A la mañana siguiente el joven se fue de la escuela, aunque dejándole una carta que decía: «Sr. Neil, usted es mejor actor que yo». En ella confirmaba su sorpresa por la actitud del director, quien nunca había podido recibir la llamada de su madre. Y le agradecía su tácito apoyo, sin entrar en mayores explicaciones, ni mucho menos, justificaciones de su fuga.

Semanas después, Ralph regresó. En la escuela lo recibieron como si nada hubiera pasado. Ni el director ni nadie pidió explicaciones, y el joven eligió los talleres y asignaturas que le interesaban, reincorporándose como si hubiera asistido todos los días a clase.

Un día, durante una conversación casual en la que el director sintió que había margen para hacerlo, le preguntó a Ralph por qué había regresado. Después de reflexionar unos instantes, el joven le dijo: «aquél día recibí la sacudida más importante de mi vida», a lo cual la repregunta del educador fue, en qué había consistido aquella sacudida.

La respuesta de Ralph, generó igual sismo emocional en el director: «-porque por primera vez en toda mi vida, sentí que alguien estaba de mi lado.»

Andy paró de leer el libro. Su corazón y su mente no podían darse el lujo de distraerse con más información. Había que aprender semejante lección.

A su vez, una nueva y más corrosiva perspectiva cruzaba el alma de Andy; ¿cómo era uno con uno mismo? ¿Estaba uno de su propio lado, o era el más riguroso e implacable tutor? Después de todo, el primero de todos los vínculos humanos era el vínculo con uno mismo y, contrario a lo que muchos creían, esa relación no escapaba a las leyes generales de las demás relaciones. Si el vínculo era de exigencia, de desprecio, de rigor, difícilmente esa persona pudiera tener relaciones distintas con las demás personas.
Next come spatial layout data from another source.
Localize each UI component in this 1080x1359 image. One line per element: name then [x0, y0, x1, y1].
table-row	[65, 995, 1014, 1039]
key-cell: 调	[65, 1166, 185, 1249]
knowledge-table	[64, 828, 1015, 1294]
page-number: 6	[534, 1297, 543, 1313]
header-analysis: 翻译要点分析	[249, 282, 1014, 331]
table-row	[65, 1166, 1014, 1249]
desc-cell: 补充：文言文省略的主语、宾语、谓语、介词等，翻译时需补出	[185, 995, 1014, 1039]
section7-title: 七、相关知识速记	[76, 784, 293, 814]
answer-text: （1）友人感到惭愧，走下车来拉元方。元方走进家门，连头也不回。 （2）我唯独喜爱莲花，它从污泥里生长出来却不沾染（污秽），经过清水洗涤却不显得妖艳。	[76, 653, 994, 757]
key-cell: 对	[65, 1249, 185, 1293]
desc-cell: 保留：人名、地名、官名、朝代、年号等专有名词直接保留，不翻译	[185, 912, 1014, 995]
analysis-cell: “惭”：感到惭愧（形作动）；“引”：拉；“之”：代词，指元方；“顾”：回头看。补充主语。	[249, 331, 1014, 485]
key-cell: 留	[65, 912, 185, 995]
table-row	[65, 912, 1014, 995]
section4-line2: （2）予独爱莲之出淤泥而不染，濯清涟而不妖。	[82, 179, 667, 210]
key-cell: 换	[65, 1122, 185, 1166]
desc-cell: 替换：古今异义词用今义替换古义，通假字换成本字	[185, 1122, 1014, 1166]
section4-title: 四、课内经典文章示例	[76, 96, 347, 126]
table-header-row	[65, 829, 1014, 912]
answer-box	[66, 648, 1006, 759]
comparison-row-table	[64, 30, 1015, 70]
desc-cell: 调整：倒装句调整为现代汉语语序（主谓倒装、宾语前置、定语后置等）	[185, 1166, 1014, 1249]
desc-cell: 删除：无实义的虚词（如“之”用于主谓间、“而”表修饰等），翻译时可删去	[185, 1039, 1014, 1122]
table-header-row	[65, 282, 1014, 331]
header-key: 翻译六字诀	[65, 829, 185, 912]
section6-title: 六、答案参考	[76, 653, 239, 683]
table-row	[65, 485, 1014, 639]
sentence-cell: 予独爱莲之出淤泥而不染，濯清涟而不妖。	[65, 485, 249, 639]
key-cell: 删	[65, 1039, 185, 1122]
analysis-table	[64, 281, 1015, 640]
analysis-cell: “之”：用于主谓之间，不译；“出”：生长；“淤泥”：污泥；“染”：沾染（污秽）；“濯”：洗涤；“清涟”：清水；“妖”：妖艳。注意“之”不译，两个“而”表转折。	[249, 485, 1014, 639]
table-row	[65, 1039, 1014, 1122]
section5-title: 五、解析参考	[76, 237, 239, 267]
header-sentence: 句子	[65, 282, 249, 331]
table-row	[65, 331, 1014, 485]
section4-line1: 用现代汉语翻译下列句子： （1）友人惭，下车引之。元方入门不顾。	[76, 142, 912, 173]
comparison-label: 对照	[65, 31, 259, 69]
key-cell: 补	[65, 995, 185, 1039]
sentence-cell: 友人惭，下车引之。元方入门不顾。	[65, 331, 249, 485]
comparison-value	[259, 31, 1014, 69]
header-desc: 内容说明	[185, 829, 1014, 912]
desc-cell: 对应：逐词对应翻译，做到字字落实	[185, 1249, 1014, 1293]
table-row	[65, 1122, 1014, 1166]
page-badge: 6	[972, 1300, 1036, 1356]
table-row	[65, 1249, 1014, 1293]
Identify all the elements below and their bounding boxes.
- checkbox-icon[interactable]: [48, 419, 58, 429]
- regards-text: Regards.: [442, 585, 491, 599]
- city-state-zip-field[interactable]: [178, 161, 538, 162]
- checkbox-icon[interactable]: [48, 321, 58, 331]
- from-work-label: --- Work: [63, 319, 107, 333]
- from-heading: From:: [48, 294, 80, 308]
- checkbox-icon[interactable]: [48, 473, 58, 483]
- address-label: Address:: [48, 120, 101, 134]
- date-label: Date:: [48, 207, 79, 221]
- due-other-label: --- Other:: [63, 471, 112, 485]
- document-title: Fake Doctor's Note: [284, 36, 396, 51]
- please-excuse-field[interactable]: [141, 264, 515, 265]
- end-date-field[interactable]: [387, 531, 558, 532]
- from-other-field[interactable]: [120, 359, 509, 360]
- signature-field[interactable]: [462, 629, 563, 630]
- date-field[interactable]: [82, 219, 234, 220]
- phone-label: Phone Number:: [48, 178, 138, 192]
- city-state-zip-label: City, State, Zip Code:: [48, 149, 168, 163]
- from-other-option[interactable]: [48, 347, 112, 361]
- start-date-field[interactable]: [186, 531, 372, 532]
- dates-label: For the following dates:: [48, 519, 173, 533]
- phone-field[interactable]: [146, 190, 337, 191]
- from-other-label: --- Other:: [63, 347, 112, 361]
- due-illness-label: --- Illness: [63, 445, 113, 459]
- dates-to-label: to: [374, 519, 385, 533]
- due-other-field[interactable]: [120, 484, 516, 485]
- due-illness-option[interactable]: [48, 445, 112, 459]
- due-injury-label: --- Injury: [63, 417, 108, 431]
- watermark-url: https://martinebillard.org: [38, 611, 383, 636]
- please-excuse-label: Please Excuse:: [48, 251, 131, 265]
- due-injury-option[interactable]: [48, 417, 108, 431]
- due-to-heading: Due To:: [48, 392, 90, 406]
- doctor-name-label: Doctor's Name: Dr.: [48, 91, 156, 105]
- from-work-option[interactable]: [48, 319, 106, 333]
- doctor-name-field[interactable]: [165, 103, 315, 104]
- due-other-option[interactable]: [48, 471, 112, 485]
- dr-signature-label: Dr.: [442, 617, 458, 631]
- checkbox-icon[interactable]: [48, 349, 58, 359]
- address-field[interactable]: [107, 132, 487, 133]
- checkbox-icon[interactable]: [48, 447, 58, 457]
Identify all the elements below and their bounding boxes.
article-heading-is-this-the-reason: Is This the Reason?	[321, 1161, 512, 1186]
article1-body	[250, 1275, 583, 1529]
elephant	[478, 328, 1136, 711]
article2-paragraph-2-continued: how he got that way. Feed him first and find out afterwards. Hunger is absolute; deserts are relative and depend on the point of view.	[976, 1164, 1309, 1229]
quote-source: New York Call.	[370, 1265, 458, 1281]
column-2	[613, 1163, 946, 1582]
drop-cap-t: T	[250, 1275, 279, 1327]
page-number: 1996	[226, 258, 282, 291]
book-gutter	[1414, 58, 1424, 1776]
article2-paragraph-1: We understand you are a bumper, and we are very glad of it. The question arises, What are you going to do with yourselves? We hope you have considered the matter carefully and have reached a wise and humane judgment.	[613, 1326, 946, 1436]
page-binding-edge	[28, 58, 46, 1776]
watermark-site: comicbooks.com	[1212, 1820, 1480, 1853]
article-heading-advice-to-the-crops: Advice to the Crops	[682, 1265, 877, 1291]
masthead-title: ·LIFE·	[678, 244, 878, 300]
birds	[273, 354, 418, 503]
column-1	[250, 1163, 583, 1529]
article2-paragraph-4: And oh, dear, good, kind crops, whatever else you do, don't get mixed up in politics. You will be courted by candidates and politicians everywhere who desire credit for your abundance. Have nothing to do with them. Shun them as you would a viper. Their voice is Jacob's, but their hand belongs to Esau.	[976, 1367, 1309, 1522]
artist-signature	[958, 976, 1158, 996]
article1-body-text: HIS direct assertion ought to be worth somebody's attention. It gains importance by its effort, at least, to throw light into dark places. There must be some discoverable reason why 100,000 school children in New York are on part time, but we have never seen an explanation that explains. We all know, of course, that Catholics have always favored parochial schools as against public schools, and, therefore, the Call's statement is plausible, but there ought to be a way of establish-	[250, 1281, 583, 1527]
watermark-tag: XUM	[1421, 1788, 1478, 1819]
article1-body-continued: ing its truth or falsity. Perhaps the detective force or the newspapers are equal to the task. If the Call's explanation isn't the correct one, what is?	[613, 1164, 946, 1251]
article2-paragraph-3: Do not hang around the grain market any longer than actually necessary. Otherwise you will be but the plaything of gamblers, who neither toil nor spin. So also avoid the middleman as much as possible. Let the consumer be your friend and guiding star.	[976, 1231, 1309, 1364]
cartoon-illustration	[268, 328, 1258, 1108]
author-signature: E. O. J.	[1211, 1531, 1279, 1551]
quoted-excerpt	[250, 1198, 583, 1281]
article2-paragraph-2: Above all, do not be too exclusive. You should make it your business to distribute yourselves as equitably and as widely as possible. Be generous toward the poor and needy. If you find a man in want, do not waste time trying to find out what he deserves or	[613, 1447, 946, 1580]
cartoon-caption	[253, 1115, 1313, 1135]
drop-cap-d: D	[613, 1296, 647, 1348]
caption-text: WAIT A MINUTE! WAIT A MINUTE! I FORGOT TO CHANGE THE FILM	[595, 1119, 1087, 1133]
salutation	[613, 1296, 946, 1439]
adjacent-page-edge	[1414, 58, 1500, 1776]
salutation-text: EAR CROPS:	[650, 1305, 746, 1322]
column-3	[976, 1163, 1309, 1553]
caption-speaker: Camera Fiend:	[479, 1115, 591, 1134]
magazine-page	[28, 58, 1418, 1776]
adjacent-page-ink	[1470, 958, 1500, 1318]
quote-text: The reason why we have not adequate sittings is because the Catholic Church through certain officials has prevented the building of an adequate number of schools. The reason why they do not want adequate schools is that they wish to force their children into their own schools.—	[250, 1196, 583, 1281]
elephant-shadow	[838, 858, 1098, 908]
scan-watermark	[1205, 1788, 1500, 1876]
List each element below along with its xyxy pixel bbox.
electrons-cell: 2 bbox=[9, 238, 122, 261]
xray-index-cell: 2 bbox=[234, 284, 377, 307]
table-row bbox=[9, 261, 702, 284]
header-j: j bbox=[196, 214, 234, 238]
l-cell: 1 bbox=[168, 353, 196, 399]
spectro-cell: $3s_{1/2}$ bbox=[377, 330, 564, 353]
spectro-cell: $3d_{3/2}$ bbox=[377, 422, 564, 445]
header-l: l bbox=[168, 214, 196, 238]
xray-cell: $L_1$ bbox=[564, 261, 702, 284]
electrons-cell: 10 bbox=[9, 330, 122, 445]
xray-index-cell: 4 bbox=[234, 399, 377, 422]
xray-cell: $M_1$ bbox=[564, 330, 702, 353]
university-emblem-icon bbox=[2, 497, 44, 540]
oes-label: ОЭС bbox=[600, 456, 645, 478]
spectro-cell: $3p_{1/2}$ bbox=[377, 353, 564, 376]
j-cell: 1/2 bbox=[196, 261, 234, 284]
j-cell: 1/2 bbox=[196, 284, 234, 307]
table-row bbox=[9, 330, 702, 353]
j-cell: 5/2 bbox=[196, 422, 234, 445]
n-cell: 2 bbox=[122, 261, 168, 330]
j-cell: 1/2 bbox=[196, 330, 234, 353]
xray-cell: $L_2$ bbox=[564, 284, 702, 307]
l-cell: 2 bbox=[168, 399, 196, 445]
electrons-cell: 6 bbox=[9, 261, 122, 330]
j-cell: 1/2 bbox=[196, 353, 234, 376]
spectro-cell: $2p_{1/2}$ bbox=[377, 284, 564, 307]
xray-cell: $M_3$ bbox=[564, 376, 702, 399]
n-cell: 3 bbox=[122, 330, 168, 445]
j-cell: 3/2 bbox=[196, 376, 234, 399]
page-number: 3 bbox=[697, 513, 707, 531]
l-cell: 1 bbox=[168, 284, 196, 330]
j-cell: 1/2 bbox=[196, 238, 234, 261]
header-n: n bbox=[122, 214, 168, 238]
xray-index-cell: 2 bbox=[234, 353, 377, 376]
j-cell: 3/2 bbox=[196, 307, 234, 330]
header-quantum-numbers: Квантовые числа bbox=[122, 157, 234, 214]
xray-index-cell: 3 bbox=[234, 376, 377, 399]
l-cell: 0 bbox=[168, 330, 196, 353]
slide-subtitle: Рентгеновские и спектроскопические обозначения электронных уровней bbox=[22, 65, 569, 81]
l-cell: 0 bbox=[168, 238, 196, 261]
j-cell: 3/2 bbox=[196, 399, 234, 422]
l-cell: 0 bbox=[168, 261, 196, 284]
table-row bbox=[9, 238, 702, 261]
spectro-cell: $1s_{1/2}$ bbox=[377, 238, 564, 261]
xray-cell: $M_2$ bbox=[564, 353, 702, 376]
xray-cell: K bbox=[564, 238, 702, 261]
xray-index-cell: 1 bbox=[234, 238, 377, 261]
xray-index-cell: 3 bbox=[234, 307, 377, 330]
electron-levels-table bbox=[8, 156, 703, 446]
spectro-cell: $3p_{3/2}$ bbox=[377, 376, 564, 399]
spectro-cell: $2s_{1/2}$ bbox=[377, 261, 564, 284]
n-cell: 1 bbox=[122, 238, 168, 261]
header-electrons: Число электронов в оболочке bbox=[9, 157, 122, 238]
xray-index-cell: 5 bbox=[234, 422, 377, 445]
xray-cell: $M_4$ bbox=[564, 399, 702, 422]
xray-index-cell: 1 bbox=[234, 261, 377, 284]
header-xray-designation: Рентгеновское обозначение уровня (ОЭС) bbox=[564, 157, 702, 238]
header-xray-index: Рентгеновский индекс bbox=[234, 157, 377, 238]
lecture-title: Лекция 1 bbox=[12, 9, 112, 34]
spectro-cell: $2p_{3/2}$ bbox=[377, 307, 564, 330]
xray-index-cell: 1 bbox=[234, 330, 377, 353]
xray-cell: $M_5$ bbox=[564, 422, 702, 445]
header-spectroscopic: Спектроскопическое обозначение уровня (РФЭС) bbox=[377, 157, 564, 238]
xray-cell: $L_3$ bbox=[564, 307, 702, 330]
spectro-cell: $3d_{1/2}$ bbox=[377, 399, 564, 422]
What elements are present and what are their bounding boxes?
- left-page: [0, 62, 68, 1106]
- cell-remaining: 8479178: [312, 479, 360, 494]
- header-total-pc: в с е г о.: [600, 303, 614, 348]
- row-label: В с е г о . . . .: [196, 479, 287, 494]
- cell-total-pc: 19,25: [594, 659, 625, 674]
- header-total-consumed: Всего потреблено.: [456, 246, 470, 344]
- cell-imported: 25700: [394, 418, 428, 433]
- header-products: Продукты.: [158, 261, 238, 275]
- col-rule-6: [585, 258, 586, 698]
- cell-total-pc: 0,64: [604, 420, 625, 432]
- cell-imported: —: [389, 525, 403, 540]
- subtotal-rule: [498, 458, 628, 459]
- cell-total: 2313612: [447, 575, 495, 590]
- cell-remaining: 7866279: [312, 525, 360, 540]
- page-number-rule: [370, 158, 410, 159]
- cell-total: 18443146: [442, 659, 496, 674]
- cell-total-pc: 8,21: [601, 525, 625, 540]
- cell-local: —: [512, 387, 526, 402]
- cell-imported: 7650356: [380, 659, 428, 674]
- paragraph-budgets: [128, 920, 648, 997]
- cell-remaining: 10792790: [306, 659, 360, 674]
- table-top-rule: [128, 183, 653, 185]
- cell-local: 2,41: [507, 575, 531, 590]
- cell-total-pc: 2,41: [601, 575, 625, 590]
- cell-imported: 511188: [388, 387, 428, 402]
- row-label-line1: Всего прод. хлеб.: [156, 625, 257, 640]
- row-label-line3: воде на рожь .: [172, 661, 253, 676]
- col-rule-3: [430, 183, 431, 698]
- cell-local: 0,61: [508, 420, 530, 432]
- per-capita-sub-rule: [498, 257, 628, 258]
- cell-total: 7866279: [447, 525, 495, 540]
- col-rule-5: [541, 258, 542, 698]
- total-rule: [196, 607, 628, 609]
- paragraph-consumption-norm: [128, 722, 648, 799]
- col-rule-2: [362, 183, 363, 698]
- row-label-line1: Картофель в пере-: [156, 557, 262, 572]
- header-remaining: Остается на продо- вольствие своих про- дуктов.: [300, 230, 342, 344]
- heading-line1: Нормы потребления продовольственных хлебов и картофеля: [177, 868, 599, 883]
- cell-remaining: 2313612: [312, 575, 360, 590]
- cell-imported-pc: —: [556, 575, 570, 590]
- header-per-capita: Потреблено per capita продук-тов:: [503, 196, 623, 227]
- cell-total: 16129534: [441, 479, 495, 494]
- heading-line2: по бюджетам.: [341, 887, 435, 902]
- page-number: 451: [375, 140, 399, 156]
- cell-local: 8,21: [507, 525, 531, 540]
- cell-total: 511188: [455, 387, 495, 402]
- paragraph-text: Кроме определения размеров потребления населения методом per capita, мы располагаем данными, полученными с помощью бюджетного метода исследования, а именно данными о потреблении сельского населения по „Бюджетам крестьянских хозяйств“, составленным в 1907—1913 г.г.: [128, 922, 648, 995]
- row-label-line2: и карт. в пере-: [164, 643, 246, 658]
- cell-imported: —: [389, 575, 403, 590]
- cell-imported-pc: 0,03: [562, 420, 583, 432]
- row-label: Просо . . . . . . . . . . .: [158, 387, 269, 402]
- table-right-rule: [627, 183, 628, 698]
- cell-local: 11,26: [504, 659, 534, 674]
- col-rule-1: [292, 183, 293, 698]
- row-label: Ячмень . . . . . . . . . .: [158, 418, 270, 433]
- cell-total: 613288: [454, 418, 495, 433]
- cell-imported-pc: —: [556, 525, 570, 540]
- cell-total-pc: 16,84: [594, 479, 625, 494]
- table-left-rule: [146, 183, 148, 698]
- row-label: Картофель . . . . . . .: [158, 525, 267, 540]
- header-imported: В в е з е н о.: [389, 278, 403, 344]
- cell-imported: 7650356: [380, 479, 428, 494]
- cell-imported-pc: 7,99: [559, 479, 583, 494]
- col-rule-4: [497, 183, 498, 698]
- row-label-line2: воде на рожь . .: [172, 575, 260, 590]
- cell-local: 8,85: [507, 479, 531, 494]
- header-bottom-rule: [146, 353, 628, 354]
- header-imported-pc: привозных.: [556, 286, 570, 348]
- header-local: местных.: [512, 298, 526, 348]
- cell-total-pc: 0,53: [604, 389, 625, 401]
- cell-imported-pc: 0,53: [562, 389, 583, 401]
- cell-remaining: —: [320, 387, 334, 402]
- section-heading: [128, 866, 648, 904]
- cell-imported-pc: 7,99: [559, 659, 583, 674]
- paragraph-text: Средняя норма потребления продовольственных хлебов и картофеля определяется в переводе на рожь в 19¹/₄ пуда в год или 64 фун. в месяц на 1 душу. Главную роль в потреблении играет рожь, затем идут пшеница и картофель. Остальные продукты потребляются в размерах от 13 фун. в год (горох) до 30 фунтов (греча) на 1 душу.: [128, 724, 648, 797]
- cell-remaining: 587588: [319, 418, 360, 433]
Y donde estaba claro que estar del propio lado de uno, no era ser cómplice de los errores y equivocaciones, sino reconocerlos  sin dejar de tener una mirada compasiva e indulgente de la propia existencia. De lo contrario, siempre sería muy difícil vivir, ya que por definición la vida era demasiado compleja para sumarle a la dura realidad, la violencia, el desprecio y el destrato hacia uno mismo.

Andy tomó una decisión trascendente en su vida: cambiarse de bando y aprender a estar él mismo de su propio lado.

(NdA Basado en una historia real contada en el libro Summerhill)

Artículo de Juan Tonelli: ¿De qué lado estás?